Surface Hub and Hololense

Hot on the heels of all the Windows 10 announcements come 2 very cool new products from Microsoft. First is the Surface Hub, a smart board on a TV that runs Windows 10. The Surface Hub harkens back to a failed Microsoft product, which was the first to sport the Surface name — an interactive Windows based table filled with sensors that allowed you to do very cool things with the items you sat on it. Now, this table is mounted on a wall and runs a suite of software focused on making meetings better. The new Surface Hub has cameras, microphones, multi-touch sensors, and other “advanced” sensors that help you get your meeting completed. The Surface Hub’s first trick is to become a smart board. Surface Hub runs OneNote and comes with some special pens for writing on the screen just like you would on a whiteboard. Skype is also included and can be used to bring in other people to share and access the whiteboard. The camera and microphones in the Surface Hub allow you to have a full 2 way video conference call in addition to sharing what is on the screen. You can share files from nearby Windows 10 devices, allowing them to be opened, viewed, and shared with everyone in the meeting. Then once the meeting is over you can have the Surface Hub email all the files and whiteboard images automatically to all the meeting participants. Then with a tap, the Surface Hub is reset and ready for the next meeting.

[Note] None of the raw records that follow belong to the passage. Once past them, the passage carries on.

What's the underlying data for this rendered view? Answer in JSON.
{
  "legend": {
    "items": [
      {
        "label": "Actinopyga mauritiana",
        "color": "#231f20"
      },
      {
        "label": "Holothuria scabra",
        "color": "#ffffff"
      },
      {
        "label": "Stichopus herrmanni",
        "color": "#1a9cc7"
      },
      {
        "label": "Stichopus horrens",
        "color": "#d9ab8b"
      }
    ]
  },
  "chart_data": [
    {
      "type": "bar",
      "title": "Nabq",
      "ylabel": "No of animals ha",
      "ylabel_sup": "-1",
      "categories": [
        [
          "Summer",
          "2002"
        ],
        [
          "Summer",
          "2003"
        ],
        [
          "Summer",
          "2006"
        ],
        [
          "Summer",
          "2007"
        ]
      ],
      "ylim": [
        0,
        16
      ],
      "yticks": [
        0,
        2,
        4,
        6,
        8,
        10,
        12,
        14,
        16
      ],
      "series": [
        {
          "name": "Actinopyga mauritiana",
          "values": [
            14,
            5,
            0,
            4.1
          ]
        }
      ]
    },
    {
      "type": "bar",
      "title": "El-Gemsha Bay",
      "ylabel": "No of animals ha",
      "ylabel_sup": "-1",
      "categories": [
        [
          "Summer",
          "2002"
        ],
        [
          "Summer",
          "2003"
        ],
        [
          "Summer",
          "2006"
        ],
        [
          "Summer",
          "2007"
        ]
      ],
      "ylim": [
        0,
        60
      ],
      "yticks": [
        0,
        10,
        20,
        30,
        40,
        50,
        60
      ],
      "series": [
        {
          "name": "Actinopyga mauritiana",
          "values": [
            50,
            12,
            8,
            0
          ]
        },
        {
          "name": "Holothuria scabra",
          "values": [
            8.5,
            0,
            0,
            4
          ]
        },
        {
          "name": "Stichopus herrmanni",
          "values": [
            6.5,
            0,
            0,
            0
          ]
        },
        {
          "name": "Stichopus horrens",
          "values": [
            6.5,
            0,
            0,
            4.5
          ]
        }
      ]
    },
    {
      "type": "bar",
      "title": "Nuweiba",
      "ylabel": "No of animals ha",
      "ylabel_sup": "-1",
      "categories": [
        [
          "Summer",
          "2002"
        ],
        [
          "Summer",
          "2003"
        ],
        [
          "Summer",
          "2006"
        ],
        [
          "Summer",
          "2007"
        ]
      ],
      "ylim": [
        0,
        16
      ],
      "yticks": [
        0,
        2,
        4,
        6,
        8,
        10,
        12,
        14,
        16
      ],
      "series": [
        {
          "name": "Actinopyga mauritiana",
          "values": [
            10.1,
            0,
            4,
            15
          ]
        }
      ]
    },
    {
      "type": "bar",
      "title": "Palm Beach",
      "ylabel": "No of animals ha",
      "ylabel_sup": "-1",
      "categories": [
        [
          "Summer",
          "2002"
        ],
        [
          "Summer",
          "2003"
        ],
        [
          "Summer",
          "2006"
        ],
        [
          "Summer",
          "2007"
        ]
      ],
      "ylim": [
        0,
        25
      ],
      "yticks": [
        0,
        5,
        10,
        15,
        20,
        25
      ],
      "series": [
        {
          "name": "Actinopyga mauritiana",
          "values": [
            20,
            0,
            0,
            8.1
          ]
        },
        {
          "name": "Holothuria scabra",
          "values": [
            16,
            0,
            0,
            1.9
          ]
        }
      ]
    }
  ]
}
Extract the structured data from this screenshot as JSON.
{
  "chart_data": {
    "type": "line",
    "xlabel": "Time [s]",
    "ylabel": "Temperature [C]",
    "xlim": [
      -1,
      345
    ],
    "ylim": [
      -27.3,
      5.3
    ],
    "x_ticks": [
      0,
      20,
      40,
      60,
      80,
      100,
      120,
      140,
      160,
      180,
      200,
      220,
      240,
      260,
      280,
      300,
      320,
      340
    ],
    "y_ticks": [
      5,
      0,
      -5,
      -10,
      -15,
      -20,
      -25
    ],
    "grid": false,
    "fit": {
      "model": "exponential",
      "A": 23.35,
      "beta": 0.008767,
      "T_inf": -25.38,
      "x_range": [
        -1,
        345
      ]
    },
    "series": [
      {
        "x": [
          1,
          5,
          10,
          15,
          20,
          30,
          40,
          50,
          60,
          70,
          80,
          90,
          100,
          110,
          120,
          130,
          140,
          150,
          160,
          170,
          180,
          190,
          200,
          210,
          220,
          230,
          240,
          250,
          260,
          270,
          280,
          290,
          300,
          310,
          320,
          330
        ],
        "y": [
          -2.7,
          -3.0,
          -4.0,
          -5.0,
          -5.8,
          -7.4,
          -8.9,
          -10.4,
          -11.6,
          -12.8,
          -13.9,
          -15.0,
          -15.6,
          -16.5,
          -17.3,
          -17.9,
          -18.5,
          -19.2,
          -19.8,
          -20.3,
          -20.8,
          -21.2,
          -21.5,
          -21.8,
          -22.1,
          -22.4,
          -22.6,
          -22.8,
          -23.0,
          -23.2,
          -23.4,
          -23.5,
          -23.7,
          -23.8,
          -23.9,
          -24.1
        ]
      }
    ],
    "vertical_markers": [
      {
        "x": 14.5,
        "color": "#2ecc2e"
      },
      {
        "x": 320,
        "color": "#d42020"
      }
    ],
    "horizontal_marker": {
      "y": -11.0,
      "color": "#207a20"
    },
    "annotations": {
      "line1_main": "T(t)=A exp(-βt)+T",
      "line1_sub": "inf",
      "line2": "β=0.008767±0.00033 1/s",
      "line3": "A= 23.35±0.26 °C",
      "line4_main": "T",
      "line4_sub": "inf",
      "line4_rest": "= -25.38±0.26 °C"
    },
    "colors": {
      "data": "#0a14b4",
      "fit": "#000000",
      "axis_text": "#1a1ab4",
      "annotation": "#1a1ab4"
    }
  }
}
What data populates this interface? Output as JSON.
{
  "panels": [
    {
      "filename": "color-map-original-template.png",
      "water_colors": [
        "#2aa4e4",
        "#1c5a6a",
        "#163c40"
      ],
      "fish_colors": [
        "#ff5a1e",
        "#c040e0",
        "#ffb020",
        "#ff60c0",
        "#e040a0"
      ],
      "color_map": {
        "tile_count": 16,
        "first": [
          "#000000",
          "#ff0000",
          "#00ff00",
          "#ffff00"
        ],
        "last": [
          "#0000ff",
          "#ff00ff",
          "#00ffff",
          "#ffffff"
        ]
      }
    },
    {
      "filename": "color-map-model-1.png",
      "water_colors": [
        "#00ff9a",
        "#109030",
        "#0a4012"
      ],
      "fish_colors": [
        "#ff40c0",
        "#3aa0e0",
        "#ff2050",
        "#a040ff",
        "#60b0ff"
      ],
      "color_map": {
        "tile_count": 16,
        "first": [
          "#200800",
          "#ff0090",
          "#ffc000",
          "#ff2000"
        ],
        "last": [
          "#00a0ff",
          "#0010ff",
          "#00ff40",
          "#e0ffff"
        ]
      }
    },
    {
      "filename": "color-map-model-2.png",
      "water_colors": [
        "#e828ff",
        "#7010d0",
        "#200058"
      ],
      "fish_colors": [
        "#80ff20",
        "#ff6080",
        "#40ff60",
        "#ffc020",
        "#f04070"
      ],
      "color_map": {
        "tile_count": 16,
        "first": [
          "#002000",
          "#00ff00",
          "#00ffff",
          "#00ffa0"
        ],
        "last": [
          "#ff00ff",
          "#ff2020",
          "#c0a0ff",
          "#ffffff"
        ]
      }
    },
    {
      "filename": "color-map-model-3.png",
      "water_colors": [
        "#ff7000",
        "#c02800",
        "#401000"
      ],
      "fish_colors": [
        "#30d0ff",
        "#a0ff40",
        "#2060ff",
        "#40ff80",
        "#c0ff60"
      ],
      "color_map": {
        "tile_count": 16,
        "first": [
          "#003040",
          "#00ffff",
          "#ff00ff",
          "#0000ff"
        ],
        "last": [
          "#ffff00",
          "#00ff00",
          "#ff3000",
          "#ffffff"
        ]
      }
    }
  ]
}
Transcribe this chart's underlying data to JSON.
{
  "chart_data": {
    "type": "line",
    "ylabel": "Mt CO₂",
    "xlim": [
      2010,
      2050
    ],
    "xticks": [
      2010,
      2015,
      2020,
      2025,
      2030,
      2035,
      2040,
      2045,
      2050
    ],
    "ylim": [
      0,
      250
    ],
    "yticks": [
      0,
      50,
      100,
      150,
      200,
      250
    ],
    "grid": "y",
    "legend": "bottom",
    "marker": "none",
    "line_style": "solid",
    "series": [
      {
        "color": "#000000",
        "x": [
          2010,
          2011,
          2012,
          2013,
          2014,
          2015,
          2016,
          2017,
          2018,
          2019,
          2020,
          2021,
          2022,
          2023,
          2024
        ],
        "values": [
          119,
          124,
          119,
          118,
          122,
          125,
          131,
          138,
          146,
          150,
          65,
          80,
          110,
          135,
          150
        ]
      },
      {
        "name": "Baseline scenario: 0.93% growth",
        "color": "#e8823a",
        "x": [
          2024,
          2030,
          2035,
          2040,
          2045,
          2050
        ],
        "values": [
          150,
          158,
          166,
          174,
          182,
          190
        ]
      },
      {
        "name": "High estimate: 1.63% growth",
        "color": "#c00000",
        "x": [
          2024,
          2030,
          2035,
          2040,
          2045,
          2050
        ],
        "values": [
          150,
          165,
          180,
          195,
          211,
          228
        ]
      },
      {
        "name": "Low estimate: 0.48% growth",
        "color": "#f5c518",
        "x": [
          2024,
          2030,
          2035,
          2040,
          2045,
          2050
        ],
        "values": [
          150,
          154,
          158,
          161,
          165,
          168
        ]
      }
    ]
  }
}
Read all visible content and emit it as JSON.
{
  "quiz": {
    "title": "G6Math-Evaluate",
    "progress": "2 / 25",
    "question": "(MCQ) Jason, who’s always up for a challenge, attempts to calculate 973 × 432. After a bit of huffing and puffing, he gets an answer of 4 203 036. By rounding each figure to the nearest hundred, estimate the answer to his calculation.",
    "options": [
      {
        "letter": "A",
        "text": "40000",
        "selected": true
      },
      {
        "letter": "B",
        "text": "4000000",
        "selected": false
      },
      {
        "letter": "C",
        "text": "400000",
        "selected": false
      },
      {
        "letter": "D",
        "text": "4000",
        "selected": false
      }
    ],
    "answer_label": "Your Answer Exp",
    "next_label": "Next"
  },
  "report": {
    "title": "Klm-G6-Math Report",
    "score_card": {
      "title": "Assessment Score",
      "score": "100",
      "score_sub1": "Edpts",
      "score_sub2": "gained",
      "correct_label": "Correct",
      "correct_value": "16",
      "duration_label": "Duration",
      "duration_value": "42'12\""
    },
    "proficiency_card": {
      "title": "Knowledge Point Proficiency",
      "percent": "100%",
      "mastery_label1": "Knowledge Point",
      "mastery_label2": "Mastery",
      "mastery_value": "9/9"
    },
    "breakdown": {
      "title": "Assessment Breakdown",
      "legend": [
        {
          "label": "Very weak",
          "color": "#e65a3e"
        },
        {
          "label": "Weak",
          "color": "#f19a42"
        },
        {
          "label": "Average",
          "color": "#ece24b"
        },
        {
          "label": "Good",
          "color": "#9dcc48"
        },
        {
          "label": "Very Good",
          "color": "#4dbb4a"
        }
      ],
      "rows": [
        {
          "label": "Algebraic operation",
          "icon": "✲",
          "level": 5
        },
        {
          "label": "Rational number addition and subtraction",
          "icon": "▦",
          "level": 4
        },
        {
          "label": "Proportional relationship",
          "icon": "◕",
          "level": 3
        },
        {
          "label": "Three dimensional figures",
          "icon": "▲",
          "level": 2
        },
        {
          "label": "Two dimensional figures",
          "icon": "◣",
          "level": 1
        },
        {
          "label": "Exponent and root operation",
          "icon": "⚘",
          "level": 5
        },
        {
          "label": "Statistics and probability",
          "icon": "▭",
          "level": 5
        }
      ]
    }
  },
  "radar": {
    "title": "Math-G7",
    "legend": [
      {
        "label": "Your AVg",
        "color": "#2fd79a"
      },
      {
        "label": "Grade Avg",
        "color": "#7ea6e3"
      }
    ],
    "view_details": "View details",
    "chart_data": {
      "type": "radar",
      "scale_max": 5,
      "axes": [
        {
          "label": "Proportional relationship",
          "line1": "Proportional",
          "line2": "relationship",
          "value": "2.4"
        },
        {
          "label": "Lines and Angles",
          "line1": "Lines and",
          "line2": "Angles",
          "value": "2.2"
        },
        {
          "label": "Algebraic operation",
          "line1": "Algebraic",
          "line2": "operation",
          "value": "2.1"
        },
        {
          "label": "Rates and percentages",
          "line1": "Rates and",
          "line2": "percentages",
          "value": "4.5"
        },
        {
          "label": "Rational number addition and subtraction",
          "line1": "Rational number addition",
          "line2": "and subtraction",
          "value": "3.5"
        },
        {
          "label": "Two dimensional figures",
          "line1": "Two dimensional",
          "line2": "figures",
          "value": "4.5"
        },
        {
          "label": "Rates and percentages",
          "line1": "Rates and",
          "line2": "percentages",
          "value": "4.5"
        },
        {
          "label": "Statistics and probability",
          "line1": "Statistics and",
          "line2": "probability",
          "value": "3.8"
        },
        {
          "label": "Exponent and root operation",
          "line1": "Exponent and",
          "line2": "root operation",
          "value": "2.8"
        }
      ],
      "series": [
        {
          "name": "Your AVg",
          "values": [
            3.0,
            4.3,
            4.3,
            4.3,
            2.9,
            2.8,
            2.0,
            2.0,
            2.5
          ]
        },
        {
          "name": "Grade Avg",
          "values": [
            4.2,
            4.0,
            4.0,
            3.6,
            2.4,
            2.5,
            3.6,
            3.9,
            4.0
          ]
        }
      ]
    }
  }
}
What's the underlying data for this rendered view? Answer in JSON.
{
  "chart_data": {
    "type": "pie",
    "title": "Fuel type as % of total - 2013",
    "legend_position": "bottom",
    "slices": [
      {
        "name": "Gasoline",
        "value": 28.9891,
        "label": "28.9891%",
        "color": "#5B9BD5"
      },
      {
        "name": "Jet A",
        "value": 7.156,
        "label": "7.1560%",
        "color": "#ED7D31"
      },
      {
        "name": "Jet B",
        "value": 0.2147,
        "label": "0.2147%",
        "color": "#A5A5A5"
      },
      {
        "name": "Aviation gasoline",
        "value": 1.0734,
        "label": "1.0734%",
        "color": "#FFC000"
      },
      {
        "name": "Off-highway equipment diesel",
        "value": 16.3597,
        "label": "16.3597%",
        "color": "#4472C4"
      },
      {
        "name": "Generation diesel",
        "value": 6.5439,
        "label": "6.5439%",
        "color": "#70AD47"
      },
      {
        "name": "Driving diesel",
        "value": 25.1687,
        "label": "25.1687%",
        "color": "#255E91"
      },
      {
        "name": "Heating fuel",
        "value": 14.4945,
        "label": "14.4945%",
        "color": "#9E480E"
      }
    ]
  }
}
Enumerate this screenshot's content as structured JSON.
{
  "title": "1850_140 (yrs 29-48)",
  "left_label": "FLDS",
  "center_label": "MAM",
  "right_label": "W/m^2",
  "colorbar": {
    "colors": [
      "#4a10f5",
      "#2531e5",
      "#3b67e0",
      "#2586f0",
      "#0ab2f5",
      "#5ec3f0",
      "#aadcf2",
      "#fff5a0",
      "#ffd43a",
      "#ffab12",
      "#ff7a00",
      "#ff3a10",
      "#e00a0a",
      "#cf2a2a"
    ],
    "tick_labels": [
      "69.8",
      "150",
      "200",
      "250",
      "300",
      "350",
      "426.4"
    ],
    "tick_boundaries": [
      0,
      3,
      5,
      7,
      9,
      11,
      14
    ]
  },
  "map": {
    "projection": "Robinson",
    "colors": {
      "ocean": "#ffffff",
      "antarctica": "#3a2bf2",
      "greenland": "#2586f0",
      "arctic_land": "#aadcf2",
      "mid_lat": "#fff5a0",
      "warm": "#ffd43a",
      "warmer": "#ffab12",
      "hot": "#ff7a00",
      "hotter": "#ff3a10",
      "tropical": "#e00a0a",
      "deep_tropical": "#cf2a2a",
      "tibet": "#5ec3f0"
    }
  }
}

While the Surface Hub was interesting, the HoloLense really stole the show. A new feature of Windows 10 is support for holographic computing. So Microsoft built a set of glasses that can make use of this new holographic computing feature. This isn’t virtual reality though and Microsoft isn’t competing with the likes of the Oculus Rift. The HoloLense glasses project digital items in 3D onto the real world. Microsoft demoed the glasses live, showing someone using a 3D modeling tool to put together a 3d model using their gaze and hand gestures to interact with the holograms. Now this is not like Star Wars where a 3D image is floating in space, but from what I could tell watching the demo wearing the glasses makes it look like these images are right there in front of you, real enough to grab. Microsoft has been working with NASA on this project, allowing scientists to virtually step onto Mars and examine 3D images of the landscape the Mars Rover has sent back. The promo video Microsoft ran showed using the HoloLense to play games that jumped around on your furniture, virtual notes on your refrigerator, Netflix on any open wall, and working in 3D on a concept model of a motorcycle gas tank in 3d superimposed over the real thing. The technology is really amazing, but for all the interaction it brings when using them to communicate they still cut you off from other people who are physically around you. Much like the Google Glass, I think the isolation using this device in a group setting will be a stumbling block for broad consumer adoption. People want to be able to interact together with technology in the same room more than they want to interact with people who are a world away. Devices more like the Surface Hub are likely to have a greater chance at both business and consumer adoption.

The types of technology and innovation that are happening every day astound and thrill me on a regular basis. I look forward to the next new innovation no matter how strange or confusing and try to imagine how it could be used in the real world. These inventions spark the imagination and give others the opportunity to improve on the ideas, leading to new discoveries until we arrive at a point where nothing in science fiction is fiction any more.